Le  nuove releases dei rossi toscani, i vini del triangolo di Agulhas, e naturalmente molto altro (rosé di Provenza, Albariño e Alvarinho, Pouilly-Fuissé, Asti e Moscato d’Asti).  Non compresi nei titoli di copertina: il profilo del Mas de Daumas Gassac (“gli eroi dell’Herault”), il Perfect Pairing (i vini per le “Tomates provençales”), gli “spirits” (vodka aromatizzate), cocktails d’estate, gli  indirizzi per i wine-lovers a Soho, le pagine didattiche di “Wine wisdom”, i vini giornalieri e per il week-end, il “Market Watch” con i trends dell’investimento, l’incontro con Shane Jones, wine and sake educator, e naturalmente le news di “Uncorked”,  le lettere dei lettori e le “column” di Jefford (occorre una manutenzione per le denominazioni dei vini) e Johnson  (difesa delle mezze bottiglie).

Tra tutti questi temi ho scelto le nuove annate dei rossi toscani e i bianchi da uve alvariño.

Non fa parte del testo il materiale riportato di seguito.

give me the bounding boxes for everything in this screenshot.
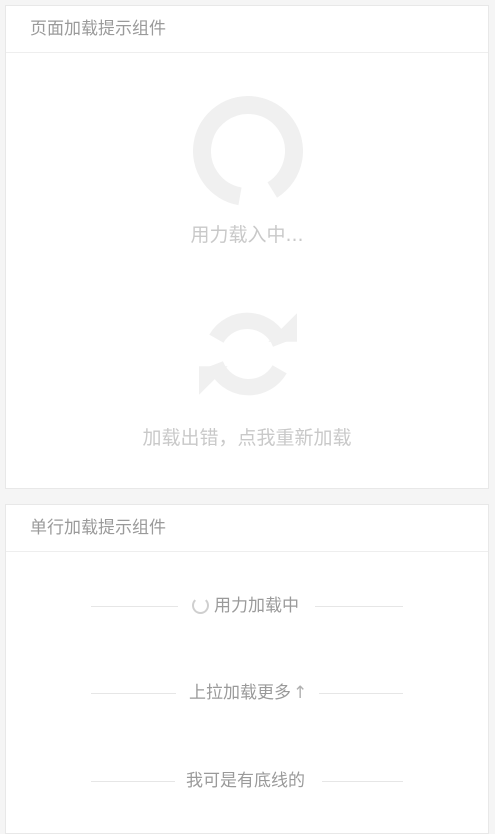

Prima però un rapido accenno al profilo  regionale di questo mese, riguardante  il territorio  del triangolo di Agulhas, all’estremità meridionale del Sud Africa, dove si incontrano i due oceani, Atlantico e Indiano. Si tratta di terre battute dai venti oceanici che frustano continuamente la linea costiera di Strandveld, caratterizzate da condizioni climatiche estreme: 284 ettari di vigna, per la maggior parte di sauvignon blanc  e shiraz, che ne coprono da sole circa i tre quarti . IL resto è distribuito tra merlot, pinot noir e semillon. Malu Lambert, che firma l’articolo, presenta i “suoi” dieci vini . Va da sé che quelli di vertice, tra i bianchi sia  un assemblage semillon/sauvignon blanc , l’Elim 2018, di Trizanne Signature, e per i  rossi un syrah riserva (stesso nome, Elim red 2017 e stessa winery).

Mas de Daumas Gassac

Il profilo del produttore, questo mese, è affidato a Andrew Jefford, l’esperto di Decanter per la Languedoc, e riguarda il Mas de Daumas  Gassac della famiglia Guibert. Scomparso il padre, Aimé (lo ricorderete nel film “Mondovino” di Lassiter), questa vasta proprietà, comprendente, oltre al nucleo originario del Mas, quella, più ampia del Moulin de Gassac, ad Aniane, è ora retta da quattro dei suoi cinque figli, che continuano l’opera del padre. Il Mas de Daumas Gassac rouge fu negli anni ’80 il primo grande rosso della Languedoc, nato dall’intuizione di un professore di geologia di Bordeaux, Henri Enjalbert, che, visitando nel 1971 la proprietà vi vide le premesse per un cabernet sauvignon eccezionale. Nacque così , con la consulenza del grande Émile Peynaud, il Mas de Daumas Gassac rouge, insolito blend in gran maggioranza cabernet (70-78%), in assemblage con le uve di altre 25 varietà, tra le quali anche il pinot noir e il nebbiolo.”Scoperto” dal giornalista del Figaro Michel Plot, che lo definì il primo grand cru della Languedoc, fu definitivamente consacrato da Gault e Millau, che lo battezzarono come “il Lafite della Languedoc”, introducendolo  nelle carte dei vini dei maggiori ristoranti parigini. Un grande rosso certamente, ma Jefford dubita che possa essere definito un grande rosso della Languedoc, per la sua atipicità rispetto agli altri migliori vini regionali, tra i quali quelli delle Terrasses du Larzac, nel cui territorio potrebbe rientrare: questo giudizio, dovuto alla presenza del cabernet, andrebbe però temperato dal fatto che la Languedoc, nel corso degli ultimi 50 anni, ha totalmente rivoluzionato la scelta delle sue varietà prevalenti. Oltre al Mas rouge e alla cuvée dedicata a Peynaud (100% Cabernet), i Guibert producono  un pregevole Mas de Daumas Gassac bianco e una pressoché sterminata quantità di vini  nell’immensa proprietà del Moulin de Gassac.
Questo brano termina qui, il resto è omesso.